Apremilast (Otezla) se aprobó para tratar la psoriasis en placas y la artritis psoriásica. Es un inhibidor selectivo de la enzima fosfodiesterasa 4, que participa en la inflamación. Se puede recetar como tratamiento primario o se puede emplear cuando otros han fallado. En forma de píldora, se toma dos veces al día. Entre los efectos secundarios se encuentran: diarrea, cefalea y náuseas. El apremilast también puede causar aumento de peso.

Tofacitinib (Xeljanz) funciona inhibiendo la vía de la cinasa de Janus (JAK), enzima involucrada en la respuesta inmunológica. El fármaco ha sido aprobado para el tratamiento de la AR y se puede usar solo o junto con metotrexato y otros FARME tradicionales (pero no junto con un biológico). Como el tofacitinib actúa en la vía de la JAK, podría ayudar a los individuos que no pueden tomar o no les han servido los FARME tradicionales o los biológicos. La pastilla se toma dos veces al día. Entre los efectos adversos comunes se encuentran: infecciones respiratorias, cefaleas y diarrea.

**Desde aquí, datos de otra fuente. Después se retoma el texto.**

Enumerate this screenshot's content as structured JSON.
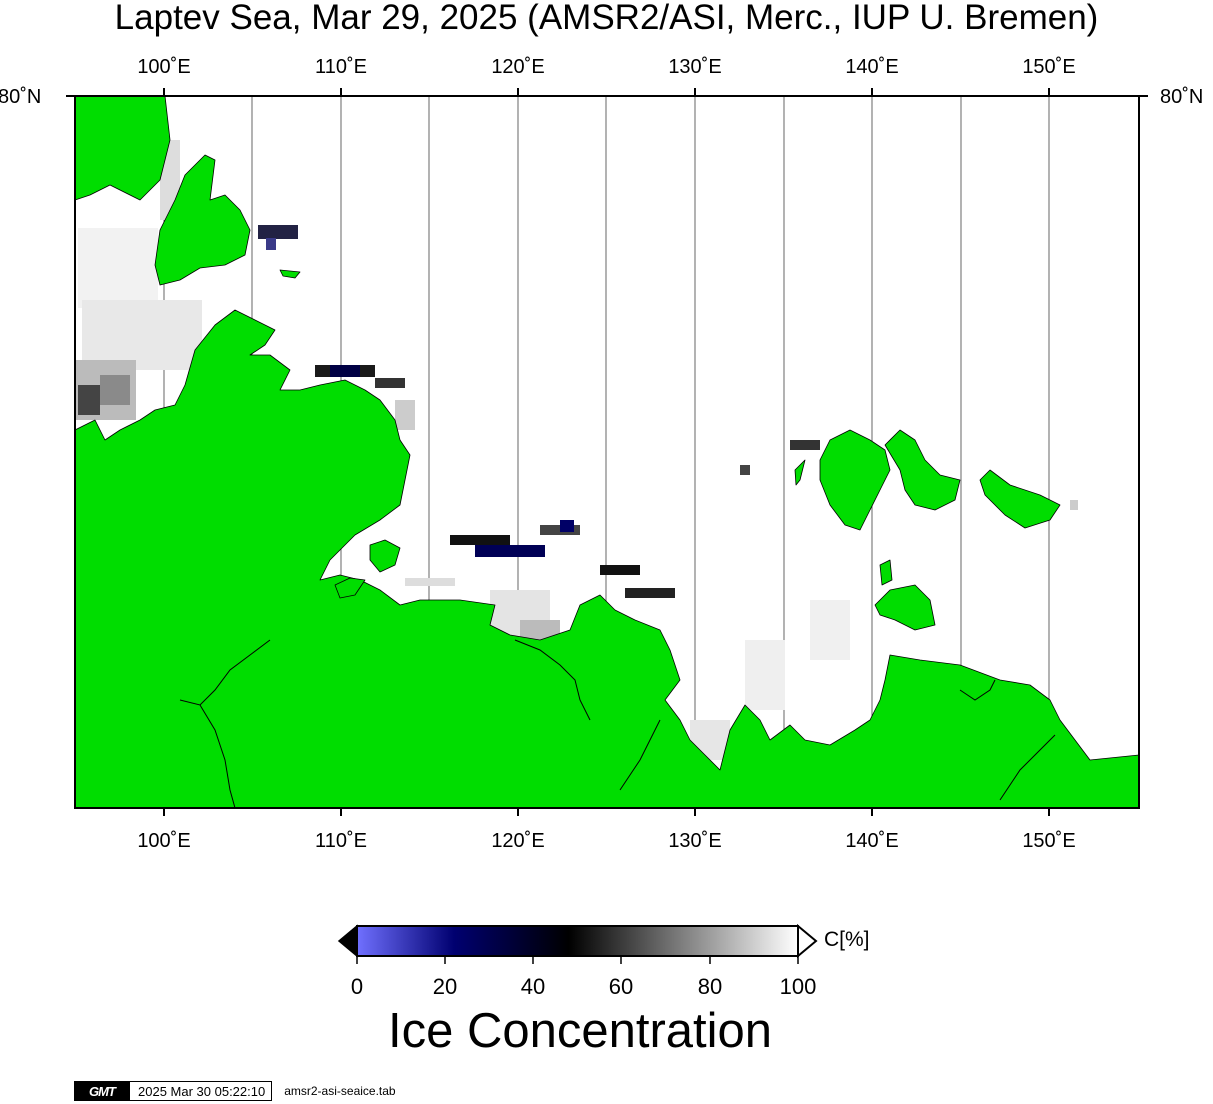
{
  "title": "Laptev Sea, Mar 29, 2025 (AMSR2/ASI, Merc., IUP U. Bremen)",
  "map": {
    "lon_labels": [
      "100˚E",
      "110˚E",
      "120˚E",
      "130˚E",
      "140˚E",
      "150˚E"
    ],
    "lat_label": "80˚N",
    "land_color": "#00dd00",
    "open_water_color": "#ffffff",
    "gridline_color": "#000000"
  },
  "colorbar": {
    "unit": "C[%]",
    "ticks": [
      "0",
      "20",
      "40",
      "60",
      "80",
      "100"
    ],
    "title": "Ice Concentration",
    "colors": [
      "#7070ff",
      "#000060",
      "#000000",
      "#ffffff"
    ]
  },
  "footer": {
    "logo": "GMT",
    "timestamp": "2025 Mar 30 05:22:10",
    "filename": "amsr2-asi-seaice.tab"
  }
}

Puede alterar biometría hemática y nivel de colesterol.   

Consideraciones especiales

Sufragar los FARME

Los gastos de desembolso pueden poner a los FARME, particularmente los biológicos y los fármacos nuevos, fuera del alcance de algunos pacientes. Lo bueno es que existe ayuda. La mayoría de las compañías farmacéuticas cuentan con programas de asistencia para reducir el costo de los medicamentos para la artritis. Entre estos están los que cubren copagos y auxilian a los no asegurados o con dificultades financieras. Visite la sección Mejore su atención y cobertura médicas para más detalles.

Planeación familiar y FARME

Los riesgos de muchos medicamentos para la artritis durante la concepción, el embarazo y la lactancia no se comprenden completamente. Estas son algunas de las cosas que debe saber sobre los FARME.

Concepción

Algunos medicamentos para la artritis deben descontinuarse con suficiente anticipación a la concepción. Los varones deben dejar de tomar metotrexato tres meses y las mujeres uno antes de tratar de concebir. Deberán emplearse dos tipos de anticonceptivos efectivos para prevenir un embarazo mientras se toma leflunomida. Se requiere de un procedimiento para limpiar el organismo del fármaco y eliminarlo antes del embarazo. Las mujeres que toman micofenolato de mofetilo deberán suspender el medicamento al menos seis semanas antes de intentar concebir.

Embarazo

Los fármacos ciclofosfamida, leflunomida, metotrexato y micofenolato de mofetilo pueden provocar abortos y defectos congénitos si se toman durante el embarazo. Algunas mujeres optan por dosis bajas de hidroxicloroquina, sulfasalazina o corticosteroides cuando se embarazan.

Lactancia

Estos medicamentos pueden llegar a la leche materna. Varios FARME, incluyendo ciclosporina, hidroxicloroquina, leflunomida y metotrexato no son seguros durante la lactancia.